For commodities in general, the question is whether the selloff was triggered by the global economic slowdown or a rush to the exits by the hot-money or “speculative” crowd. No doubt both, which is not a very helpful explanation. The better question, perhaps, is whether the long-term downward price trend in commodities has changed. If it hasn’t, and commodities revert to their mean, then – watch out – the selloff might be in its infant stage.
Jeremy Grantham, fund manager at GMO and clever bubble spotter, has noted that commodity prices over all declined in real terms by about 1 per cent a year in the 20th century. In the past decade, however, prices went almost straight up, reversing a hundred years of losses and turning mining companies into some of the world’s most valuable stock market players. Mr. Grantham noted earlier this year that commodities ranging from cotton to iron are massively higher than their long-term trend.
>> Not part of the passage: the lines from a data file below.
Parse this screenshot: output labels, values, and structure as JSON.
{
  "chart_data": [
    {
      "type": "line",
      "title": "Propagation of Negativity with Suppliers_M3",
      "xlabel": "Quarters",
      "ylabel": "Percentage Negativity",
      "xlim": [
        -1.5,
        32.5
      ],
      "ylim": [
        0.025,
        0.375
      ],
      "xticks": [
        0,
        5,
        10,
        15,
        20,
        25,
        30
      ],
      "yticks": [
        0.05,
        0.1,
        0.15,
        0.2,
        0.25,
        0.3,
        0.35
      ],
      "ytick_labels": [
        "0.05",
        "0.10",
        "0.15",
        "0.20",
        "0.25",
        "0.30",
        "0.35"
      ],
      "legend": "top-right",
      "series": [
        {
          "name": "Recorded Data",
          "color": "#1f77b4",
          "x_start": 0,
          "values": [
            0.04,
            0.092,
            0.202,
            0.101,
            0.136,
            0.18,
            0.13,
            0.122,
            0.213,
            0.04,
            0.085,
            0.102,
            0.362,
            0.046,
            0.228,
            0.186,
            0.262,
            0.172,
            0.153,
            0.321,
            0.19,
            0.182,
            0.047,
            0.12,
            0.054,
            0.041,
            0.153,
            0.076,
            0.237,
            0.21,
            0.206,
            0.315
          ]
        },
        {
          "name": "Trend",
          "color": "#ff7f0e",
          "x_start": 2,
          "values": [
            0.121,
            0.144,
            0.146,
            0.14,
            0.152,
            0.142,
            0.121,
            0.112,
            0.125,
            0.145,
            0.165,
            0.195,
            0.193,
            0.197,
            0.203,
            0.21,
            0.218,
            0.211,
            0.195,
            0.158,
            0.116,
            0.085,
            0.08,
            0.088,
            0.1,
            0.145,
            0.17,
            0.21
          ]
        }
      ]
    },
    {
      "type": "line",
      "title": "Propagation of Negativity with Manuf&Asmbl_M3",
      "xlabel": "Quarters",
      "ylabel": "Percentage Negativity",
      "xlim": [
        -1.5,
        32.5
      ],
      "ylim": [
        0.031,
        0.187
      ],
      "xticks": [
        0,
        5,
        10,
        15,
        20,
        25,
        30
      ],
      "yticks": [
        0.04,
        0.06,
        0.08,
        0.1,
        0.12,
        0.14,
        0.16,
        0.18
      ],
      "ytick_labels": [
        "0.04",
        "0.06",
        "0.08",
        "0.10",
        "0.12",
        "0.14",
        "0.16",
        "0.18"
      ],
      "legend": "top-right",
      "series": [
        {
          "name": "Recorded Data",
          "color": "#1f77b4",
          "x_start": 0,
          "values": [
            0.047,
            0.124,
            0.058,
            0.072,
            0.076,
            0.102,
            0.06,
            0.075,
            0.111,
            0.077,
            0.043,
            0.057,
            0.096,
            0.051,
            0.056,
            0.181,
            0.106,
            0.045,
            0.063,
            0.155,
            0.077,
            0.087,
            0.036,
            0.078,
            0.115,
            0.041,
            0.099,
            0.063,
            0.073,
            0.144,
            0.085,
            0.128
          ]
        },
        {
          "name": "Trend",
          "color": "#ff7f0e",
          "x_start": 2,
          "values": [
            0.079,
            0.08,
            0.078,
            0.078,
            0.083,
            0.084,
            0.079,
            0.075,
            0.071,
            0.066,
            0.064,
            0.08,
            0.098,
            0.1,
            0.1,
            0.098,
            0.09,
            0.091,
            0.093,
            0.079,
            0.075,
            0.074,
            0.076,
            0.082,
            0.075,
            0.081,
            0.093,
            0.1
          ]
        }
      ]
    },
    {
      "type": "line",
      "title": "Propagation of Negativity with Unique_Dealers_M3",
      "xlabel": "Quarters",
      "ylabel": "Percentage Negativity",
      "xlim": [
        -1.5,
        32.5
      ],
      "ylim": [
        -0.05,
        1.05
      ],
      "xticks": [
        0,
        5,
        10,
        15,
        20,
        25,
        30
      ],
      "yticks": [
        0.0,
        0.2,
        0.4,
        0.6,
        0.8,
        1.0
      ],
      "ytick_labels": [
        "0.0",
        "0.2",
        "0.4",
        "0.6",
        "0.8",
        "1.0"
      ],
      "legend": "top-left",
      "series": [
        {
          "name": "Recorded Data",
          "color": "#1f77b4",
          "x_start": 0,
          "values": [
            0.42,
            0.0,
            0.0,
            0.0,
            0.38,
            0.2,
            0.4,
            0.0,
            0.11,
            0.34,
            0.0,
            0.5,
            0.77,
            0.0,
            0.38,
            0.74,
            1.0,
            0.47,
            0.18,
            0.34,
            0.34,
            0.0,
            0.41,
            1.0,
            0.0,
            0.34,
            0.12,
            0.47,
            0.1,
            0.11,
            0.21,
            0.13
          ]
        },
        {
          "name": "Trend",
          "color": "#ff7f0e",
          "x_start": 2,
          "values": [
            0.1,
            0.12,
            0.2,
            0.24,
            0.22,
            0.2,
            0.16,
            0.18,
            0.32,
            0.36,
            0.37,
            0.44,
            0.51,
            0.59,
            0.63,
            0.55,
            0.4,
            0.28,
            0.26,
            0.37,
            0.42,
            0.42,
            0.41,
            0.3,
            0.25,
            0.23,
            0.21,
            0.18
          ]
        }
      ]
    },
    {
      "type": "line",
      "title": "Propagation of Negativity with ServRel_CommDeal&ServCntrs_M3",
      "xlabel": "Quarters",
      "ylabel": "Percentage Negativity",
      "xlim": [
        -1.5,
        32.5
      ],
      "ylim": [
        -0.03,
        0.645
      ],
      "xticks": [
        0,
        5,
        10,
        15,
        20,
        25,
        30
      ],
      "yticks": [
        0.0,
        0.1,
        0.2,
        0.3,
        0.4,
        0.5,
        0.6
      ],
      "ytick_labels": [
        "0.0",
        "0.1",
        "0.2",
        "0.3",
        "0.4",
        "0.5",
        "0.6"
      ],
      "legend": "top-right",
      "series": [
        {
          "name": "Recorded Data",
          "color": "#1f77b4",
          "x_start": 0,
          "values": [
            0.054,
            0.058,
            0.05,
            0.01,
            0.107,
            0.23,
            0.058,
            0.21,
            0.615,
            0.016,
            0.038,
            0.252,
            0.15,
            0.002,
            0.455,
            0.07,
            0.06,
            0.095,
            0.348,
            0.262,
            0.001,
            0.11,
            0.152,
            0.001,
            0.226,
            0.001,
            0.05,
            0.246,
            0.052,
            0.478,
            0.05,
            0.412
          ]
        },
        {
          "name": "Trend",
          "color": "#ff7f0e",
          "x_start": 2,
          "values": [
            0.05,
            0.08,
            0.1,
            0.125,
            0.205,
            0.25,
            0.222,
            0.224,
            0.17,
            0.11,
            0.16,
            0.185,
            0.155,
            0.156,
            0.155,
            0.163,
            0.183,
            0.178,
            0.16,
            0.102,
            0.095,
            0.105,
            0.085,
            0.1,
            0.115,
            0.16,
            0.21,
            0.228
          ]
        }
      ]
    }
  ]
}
As Marshall Auerback, global strategist at hedge fund Madison Street Partners said in a recent note, “the departure of real commodity prices from their mean has been so great that Grantham suggests there is a prospect for a significant correction,” and that any such correction “will be amplified by speculation and will develop bubble-like overshooting.”
Translation: The commodities “correction” we’ve seen so far could be the start of an ugly selloff that might take prices to unrealistically cheap levels.
Which brings us to oil. Its price too is considerably higher than the long-term trend, even though it’s well off its 2008 peak. So is oil poised to shred your commodities portfolio?
Don’t count on it. Not all commodities are created equally. The fundamentals are working in its favour. We might all be bored to death with the China story, but its oil consumption growth is off the charts. China is gulping about nine million barrels a day, up from seven million only five years ago. The more impressive figure is consumption per capita, which has climbed 350 per cent since the early 1980s and will keep rising (consumption per capita in the United States and in much of Europe is falling).
There is no reasonably priced substitute for oil in spite of the sinful billions thrown at the renewable fuels industry, from solar power to corn-based ethanol. The rise of resource nationalism is making it increasingly hard for the most efficient commercial oil producers, such as Exxon Mobil and BP, to gain access to the easy-to-produce reserves. So they are forced to go into highly risky areas, such as the Arctic or the deep bits of the ocean. That huge expense has to be factored into the price.
Yet another factor is the strong economic and population growth in oil-producing countries. Take Egypt, whose population has gone to 80 million from 20 million since the 1950s. In 2009, its oil exports declined 26 per cent, for the simple reason that the oil is needed at home.
The oil analysts at Barclays Capital in London think a global oil supply deficit is the big, underplayed energy theme, underplayed because the markets seem to be (wrongly) obsessed with the global economic slowdown. In a September note, they said “There is a large supply deficit in the global oil market, with demand having significantly exceeded supply in [the third quarter].”
Oil prices could fall, in keeping with the theory that they’ve strayed too far from their long-term average. But any pullback could be a gorgeous buying opportunity. If Barclays is right, scarcity value, not a century-long trend, is bound to propel the price.